The information provided by members of Spine-Health should never be considered as formal medical advice. It is recommendations based on member's personal experiences only. This can vary from person to person, so do not take comments as medical rules. Edited by moderator Paulgla


  • My scolisois started after my first spine surgery.
    I have heard it can be heridtary though.

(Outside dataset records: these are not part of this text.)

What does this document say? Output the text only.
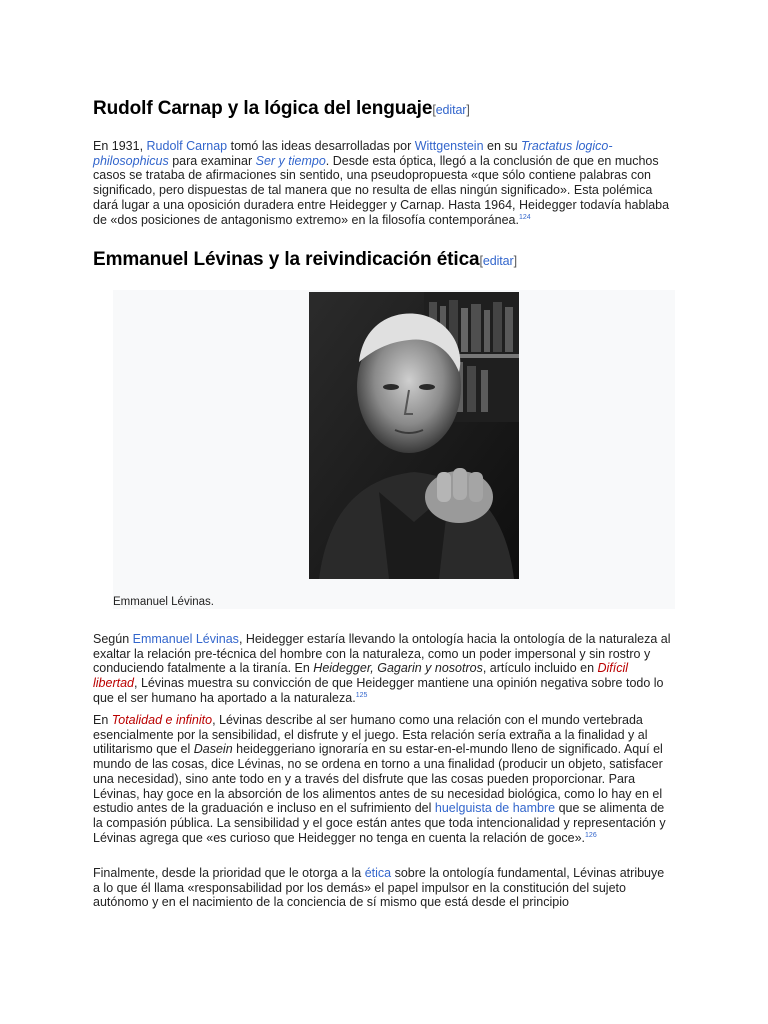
Rudolf Carnap y la lógica del lenguaje[editar]

En 1931, Rudolf Carnap tomó las ideas desarrolladas por Wittgenstein en su Tractatus logico-philosophicus para examinar Ser y tiempo. Desde esta óptica, llegó a la conclusión de que en muchos casos se trataba de afirmaciones sin sentido, una pseudopropuesta «que sólo contiene palabras con significado, pero dispuestas de tal manera que no resulta de ellas ningún significado». Esta polémica dará lugar a una oposición duradera entre Heidegger y Carnap. Hasta 1964, Heidegger todavía hablaba de «dos posiciones de antagonismo extremo» en la filosofía contemporánea.$^{124}$

Emmanuel Lévinas y la reivindicación ética[editar]
Emmanuel Lévinas.

Según Emmanuel Lévinas, Heidegger estaría llevando la ontología hacia la ontología de la naturaleza al exaltar la relación pre-técnica del hombre con la naturaleza, como un poder impersonal y sin rostro y conduciendo fatalmente a la tiranía. En Heidegger, Gagarin y nosotros, artículo incluido en Difícil libertad, Lévinas muestra su convicción de que Heidegger mantiene una opinión negativa sobre todo lo que el ser humano ha aportado a la naturaleza.$^{125}$

En Totalidad e infinito, Lévinas describe al ser humano como una relación con el mundo vertebrada esencialmente por la sensibilidad, el disfrute y el juego. Esta relación sería extraña a la finalidad y al utilitarismo que el Dasein heideggeriano ignoraría en su estar-en-el-mundo lleno de significado. Aquí el mundo de las cosas, dice Lévinas, no se ordena en torno a una finalidad (producir un objeto, satisfacer una necesidad), sino ante todo en y a través del disfrute que las cosas pueden proporcionar. Para Lévinas, hay goce en la absorción de los alimentos antes de su necesidad biológica, como lo hay en el estudio antes de la graduación e incluso en el sufrimiento del huelguista de hambre que se alimenta de la compasión pública. La sensibilidad y el goce están antes que toda intencionalidad y representación y Lévinas agrega que «es curioso que Heidegger no tenga en cuenta la relación de goce».$^{126}$

Finalmente, desde la prioridad que le otorga a la ética sobre la ontología fundamental, Lévinas atribuye a lo que él llama «responsabilidad por los demás» el papel impulsor en la constitución del sujeto autónomo y en el nacimiento de la conciencia de sí mismo que está desde el principio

  • kfrahm92kkfrahm92 Posts: 1
    edited 03/05/2015 - 10:40 AM
    I've always had some back pain growing up, and I knew that my dad struggled with back pain for as long as I can remember. Later I found out that it was scoliosis that caused the back pain; when I was 18 I was in my first car accident that had in resulted in a possible spinal injury. I was alright, but I was very close to having broken my back. Later, that year I went to a chiropractor because my back pain had become unbearable. When they finally took x-rays it was noticed that I had mild scoliosis (from my neck, down to my thoracic cavity). I am pretty sure my dad's curvature in his spine is in the same area as mine, and also I believe that my grandmother has scoliosis as well. To this day, I still struggle with back pain to the point where I am taking ibuprofen quite often to handle the pain. Is it possible that my condition is heredity? I've heard that less than 2% or something have scoliosis that was heredity, and the most common cause is just randomly caused. If it is hereditary, than will it worsen as I age?